A look at the other vocational institution that focuses on tourism shows that it has been an abject failure. It has opened its doors to very low academic achievers so that entry numbers are inflated, and instead of raising the academic level, it has been decreased it drastically. This is not the way to go. Such institutes should help increase the academic level of its students and not decrease the level to the extent that there are many Institute of Tourism Studies (ITS) certificate students who have no qualifications whatsoever. ITS was not set up as a remedial school, but as a specialised institution in a very important industry. But how can it be such if it insists on focusing on certificates and foundation courses that will produce only very low-end qualifications?
If MCAST is still far from fulfilling the promise of being a centre of Green Job production; ITS has never even thought about entering this important sector. Tourism lends itself well to Green Jobs, particularly in the area of tourism sustainability and alternative tourism. Such jobs should also have an important place in the government’s Sustainable Development plans, the new Tourism Policy and the Vision 2015 policy document, but although such jobs have been mentioned frequently little has been done to produce them due to the short-sightedness of government and the people involved in vocational institutions.
Science teaching has been in a rut for the last 25 years. Although the new Educational Framework promises to redress the imbalance against science teaching that has been plaguing primary school teaching for over 30 years and improve science teaching at a secondary level, the changes haven’t even been implemented and so will take years to have an effect on the psyches of the children and eventually the market. Science teaching is necessary because a lot of Green Jobs are based on alternative energy, waste, energy and water management, eco-tourism and many more that are firmly grounded in science.
There is also the perennial problem of students who are totally uninterested in academic subjects and just want vocational training. These students used to go to Trade Schools that were closed when MCAST opened its doors. Unfortunately, many students who are not academically inclined are dropping out of MCAST and ITS courses, and end up without any form of training whatsoever. Government is satisfied that it has postponed school leaving by two years - from 17 to 19 year olds as the statistics look better. But instead of looking only at numbers we need to look at outcomes.

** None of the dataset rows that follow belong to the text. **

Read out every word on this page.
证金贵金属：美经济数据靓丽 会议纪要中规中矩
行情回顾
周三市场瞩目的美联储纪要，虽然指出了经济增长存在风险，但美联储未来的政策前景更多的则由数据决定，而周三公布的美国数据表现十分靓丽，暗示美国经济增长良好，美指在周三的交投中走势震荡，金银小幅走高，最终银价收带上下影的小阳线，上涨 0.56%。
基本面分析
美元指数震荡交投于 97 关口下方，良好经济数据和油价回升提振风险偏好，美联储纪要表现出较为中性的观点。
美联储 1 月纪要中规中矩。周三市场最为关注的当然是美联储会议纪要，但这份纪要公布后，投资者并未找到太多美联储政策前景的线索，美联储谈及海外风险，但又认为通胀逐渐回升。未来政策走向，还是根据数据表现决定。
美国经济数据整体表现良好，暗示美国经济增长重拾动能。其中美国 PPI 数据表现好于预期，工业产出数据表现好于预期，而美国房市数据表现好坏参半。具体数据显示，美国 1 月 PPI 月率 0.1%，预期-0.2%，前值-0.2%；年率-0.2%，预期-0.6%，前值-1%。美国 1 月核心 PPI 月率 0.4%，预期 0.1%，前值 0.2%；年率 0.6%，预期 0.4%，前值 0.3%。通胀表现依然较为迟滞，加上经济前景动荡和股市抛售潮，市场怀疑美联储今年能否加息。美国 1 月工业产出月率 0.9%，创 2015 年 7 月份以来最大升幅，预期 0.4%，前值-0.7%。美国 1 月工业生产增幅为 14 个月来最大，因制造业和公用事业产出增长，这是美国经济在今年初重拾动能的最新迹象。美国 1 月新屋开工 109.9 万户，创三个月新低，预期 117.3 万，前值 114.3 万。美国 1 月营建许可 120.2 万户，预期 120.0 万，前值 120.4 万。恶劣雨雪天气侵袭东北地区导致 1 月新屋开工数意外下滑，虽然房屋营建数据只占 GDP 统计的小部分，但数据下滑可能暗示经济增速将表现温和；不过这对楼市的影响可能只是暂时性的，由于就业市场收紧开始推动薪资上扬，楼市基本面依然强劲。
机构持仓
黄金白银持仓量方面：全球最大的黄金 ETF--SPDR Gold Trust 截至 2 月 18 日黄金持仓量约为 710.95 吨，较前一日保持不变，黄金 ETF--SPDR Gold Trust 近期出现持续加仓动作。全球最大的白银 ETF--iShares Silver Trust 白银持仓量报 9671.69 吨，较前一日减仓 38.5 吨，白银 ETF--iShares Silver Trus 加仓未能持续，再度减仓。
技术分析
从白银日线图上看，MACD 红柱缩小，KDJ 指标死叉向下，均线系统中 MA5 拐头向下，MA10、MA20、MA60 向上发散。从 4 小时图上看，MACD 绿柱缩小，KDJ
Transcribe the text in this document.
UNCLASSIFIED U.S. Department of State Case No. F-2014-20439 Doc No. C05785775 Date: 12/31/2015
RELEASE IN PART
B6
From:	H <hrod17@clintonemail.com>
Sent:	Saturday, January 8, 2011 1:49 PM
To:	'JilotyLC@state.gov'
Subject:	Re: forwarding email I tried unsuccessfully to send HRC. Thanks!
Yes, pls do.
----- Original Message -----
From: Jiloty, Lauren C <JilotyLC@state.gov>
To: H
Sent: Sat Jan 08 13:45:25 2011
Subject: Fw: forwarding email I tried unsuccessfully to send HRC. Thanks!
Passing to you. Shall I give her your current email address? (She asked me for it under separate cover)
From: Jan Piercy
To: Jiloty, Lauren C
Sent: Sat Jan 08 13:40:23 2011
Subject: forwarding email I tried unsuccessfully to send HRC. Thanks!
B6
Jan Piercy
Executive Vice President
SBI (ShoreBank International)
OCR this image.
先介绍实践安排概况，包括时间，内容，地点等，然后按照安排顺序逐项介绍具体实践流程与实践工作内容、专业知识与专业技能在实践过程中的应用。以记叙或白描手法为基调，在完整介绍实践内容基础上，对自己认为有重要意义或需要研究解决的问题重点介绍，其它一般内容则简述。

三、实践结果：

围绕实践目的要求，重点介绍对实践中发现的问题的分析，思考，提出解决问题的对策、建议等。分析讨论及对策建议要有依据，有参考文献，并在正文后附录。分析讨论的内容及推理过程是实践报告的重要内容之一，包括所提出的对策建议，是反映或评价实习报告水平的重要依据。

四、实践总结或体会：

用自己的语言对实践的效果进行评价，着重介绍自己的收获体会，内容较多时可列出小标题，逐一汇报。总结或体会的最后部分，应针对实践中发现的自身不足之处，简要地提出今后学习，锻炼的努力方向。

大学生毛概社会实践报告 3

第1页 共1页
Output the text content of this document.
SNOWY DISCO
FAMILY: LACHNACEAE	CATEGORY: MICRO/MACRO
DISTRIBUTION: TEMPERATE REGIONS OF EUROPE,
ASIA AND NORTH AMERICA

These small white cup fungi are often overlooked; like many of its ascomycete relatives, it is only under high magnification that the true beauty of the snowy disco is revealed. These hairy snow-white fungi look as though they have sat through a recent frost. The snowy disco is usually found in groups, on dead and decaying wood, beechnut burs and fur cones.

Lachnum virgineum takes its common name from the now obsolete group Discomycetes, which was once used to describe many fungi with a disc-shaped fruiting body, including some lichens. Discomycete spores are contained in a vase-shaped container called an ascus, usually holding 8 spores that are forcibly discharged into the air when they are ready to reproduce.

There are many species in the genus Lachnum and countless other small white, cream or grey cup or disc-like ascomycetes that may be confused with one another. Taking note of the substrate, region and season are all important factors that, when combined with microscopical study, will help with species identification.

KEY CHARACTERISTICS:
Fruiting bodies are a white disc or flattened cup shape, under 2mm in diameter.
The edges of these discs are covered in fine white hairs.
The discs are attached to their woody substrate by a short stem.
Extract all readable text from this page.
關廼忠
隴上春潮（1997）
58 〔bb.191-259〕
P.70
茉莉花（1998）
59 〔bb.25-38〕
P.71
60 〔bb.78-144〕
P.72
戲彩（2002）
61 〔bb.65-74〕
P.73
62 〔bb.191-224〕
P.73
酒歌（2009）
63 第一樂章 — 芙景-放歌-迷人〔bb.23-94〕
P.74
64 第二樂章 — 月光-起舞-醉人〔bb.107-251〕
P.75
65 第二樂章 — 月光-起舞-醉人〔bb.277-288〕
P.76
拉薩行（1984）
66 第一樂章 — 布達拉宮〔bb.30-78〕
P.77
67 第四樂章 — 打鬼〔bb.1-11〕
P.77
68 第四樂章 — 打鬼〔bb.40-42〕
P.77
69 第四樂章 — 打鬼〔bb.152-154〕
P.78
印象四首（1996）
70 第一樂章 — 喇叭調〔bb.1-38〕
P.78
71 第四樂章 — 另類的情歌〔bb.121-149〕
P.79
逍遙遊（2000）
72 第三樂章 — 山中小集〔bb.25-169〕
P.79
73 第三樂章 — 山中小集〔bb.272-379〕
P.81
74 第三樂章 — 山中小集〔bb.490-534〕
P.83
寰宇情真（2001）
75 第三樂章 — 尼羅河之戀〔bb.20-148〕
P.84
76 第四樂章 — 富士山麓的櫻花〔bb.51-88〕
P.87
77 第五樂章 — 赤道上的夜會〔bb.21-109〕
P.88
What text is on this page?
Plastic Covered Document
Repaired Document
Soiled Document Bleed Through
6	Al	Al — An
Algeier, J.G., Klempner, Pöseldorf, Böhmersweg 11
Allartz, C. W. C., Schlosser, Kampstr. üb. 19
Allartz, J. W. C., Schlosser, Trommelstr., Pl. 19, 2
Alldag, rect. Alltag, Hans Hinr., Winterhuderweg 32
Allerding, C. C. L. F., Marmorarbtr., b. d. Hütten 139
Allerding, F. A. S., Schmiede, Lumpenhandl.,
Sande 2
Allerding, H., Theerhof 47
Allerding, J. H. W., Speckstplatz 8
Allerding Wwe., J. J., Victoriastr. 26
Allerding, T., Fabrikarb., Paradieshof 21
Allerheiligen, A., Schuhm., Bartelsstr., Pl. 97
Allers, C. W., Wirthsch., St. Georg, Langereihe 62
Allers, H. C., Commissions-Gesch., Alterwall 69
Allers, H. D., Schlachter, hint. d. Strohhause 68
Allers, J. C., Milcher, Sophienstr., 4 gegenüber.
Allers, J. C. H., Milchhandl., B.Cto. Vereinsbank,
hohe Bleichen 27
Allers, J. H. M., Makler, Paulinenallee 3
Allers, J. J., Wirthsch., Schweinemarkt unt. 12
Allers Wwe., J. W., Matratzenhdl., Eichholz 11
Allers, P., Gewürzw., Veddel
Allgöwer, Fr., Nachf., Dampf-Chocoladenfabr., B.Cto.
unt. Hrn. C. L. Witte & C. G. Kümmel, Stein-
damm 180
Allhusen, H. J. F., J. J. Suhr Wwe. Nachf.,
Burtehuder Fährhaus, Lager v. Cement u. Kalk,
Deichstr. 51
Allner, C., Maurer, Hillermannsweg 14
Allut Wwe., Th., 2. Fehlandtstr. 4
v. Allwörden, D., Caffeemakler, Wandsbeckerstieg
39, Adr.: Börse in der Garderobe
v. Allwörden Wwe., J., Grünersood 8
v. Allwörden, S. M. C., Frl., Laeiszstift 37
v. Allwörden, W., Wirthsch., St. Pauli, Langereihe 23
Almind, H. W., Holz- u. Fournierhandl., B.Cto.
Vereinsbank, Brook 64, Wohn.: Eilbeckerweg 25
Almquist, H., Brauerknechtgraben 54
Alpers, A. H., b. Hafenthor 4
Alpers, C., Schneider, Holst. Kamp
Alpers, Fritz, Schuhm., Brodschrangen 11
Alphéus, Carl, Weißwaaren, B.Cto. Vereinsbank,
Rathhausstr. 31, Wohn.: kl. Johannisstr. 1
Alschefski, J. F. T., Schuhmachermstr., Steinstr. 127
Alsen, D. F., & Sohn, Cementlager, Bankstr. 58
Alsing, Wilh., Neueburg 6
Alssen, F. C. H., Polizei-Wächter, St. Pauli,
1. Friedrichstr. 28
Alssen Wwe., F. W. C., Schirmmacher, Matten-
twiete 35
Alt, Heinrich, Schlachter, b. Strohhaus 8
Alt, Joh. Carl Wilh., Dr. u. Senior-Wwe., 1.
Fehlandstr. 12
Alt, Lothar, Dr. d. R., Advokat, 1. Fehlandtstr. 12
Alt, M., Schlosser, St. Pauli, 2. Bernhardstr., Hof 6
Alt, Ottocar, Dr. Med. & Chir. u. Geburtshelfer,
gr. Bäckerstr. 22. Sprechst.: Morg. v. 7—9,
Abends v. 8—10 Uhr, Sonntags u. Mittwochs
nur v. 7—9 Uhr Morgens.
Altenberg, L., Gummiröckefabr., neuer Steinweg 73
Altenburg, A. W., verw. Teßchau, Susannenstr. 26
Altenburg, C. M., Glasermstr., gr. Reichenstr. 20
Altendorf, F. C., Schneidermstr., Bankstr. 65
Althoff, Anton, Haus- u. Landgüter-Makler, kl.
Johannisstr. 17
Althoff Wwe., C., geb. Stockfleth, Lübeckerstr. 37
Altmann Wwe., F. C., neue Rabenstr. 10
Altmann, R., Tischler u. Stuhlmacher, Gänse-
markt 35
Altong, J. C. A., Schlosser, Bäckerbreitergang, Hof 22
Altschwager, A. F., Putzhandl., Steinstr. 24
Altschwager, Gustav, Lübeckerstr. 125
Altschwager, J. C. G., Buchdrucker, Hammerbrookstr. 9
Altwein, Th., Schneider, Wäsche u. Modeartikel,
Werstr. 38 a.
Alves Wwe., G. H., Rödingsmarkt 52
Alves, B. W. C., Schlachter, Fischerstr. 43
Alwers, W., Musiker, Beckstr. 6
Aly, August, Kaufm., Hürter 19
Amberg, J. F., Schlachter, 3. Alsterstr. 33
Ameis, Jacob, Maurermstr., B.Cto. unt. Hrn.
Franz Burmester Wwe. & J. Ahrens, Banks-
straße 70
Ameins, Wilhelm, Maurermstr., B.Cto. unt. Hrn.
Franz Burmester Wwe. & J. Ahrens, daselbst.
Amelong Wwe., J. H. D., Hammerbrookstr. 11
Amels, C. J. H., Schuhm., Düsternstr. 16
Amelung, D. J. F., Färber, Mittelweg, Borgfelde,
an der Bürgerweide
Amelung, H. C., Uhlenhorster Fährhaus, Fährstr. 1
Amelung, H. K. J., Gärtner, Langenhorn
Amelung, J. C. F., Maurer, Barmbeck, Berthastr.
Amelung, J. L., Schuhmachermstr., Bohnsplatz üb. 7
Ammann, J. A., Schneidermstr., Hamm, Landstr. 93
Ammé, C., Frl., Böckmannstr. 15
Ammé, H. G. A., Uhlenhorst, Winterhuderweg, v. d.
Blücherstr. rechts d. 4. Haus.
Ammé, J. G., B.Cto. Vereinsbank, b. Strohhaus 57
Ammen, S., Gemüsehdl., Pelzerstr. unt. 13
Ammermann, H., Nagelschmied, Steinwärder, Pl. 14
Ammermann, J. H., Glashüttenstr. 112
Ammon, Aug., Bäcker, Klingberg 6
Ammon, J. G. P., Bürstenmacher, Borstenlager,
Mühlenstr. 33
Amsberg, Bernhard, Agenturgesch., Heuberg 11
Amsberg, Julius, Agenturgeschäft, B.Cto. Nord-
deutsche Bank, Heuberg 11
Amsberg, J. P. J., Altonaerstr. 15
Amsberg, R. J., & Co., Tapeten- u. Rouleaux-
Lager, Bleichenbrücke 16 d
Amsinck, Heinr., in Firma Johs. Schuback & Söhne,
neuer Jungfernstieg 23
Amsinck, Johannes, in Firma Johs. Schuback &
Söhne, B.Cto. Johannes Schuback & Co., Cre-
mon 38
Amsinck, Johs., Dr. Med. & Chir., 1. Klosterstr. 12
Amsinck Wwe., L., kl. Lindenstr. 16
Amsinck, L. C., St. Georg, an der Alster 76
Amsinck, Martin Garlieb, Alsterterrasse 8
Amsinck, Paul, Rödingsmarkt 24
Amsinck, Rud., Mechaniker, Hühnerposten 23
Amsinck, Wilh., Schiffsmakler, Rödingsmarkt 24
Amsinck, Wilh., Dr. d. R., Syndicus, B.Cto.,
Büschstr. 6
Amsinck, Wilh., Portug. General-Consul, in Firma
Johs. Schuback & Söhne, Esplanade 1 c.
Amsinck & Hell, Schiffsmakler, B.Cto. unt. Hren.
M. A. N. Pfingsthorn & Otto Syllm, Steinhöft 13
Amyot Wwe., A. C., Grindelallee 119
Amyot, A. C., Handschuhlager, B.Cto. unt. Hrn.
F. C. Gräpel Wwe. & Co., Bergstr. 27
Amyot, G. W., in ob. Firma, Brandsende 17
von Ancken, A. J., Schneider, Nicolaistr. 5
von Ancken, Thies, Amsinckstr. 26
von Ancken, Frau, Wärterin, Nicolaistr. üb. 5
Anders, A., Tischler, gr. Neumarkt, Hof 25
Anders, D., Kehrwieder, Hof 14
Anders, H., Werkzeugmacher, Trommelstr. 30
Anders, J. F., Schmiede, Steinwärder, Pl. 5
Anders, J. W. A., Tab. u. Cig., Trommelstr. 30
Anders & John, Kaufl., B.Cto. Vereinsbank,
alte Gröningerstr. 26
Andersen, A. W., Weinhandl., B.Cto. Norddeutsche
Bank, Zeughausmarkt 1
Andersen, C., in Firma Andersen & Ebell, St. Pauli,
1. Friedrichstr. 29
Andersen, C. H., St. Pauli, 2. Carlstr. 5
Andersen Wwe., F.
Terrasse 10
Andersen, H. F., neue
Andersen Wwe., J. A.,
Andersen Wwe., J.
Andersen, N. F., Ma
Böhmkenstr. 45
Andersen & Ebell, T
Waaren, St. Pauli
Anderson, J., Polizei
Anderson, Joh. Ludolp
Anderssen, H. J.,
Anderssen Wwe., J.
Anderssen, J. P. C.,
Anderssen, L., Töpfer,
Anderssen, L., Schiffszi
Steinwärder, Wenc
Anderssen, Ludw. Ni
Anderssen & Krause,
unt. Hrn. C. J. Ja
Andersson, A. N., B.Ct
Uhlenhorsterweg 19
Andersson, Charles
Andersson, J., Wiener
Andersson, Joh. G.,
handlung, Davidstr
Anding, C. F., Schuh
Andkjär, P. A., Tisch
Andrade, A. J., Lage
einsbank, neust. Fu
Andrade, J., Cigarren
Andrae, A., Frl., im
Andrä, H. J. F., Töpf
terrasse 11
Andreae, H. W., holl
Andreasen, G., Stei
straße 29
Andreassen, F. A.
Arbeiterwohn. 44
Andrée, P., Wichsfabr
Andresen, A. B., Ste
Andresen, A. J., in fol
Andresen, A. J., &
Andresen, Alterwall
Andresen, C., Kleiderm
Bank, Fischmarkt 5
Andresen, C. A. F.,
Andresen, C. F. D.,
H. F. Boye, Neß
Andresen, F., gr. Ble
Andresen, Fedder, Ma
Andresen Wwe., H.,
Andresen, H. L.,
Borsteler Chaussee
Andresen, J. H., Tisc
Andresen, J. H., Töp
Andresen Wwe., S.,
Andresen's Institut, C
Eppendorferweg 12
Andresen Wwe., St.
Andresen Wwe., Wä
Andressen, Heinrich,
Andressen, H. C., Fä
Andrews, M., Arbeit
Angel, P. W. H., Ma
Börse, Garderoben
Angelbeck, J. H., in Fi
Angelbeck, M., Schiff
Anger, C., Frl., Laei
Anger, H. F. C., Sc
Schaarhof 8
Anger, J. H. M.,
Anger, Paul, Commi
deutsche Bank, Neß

Should we be satisfied with having so many thousands of young people come out of education without the relevant skills and aptitudes needed in a modern society and economy?
This is what the Labour leader is promising. Dr. Muscat explained how school-leavers who are unable to find a job within six months of ending obligatory education will be provided with training based on employment and abilities. This can be an intermediate course that provides training to school-leavers who stop attending school after they reach the age of 16 years.
Such a course will be effective because it targets exactly those young people who come out of school without the necessary skills to succeed later on in life.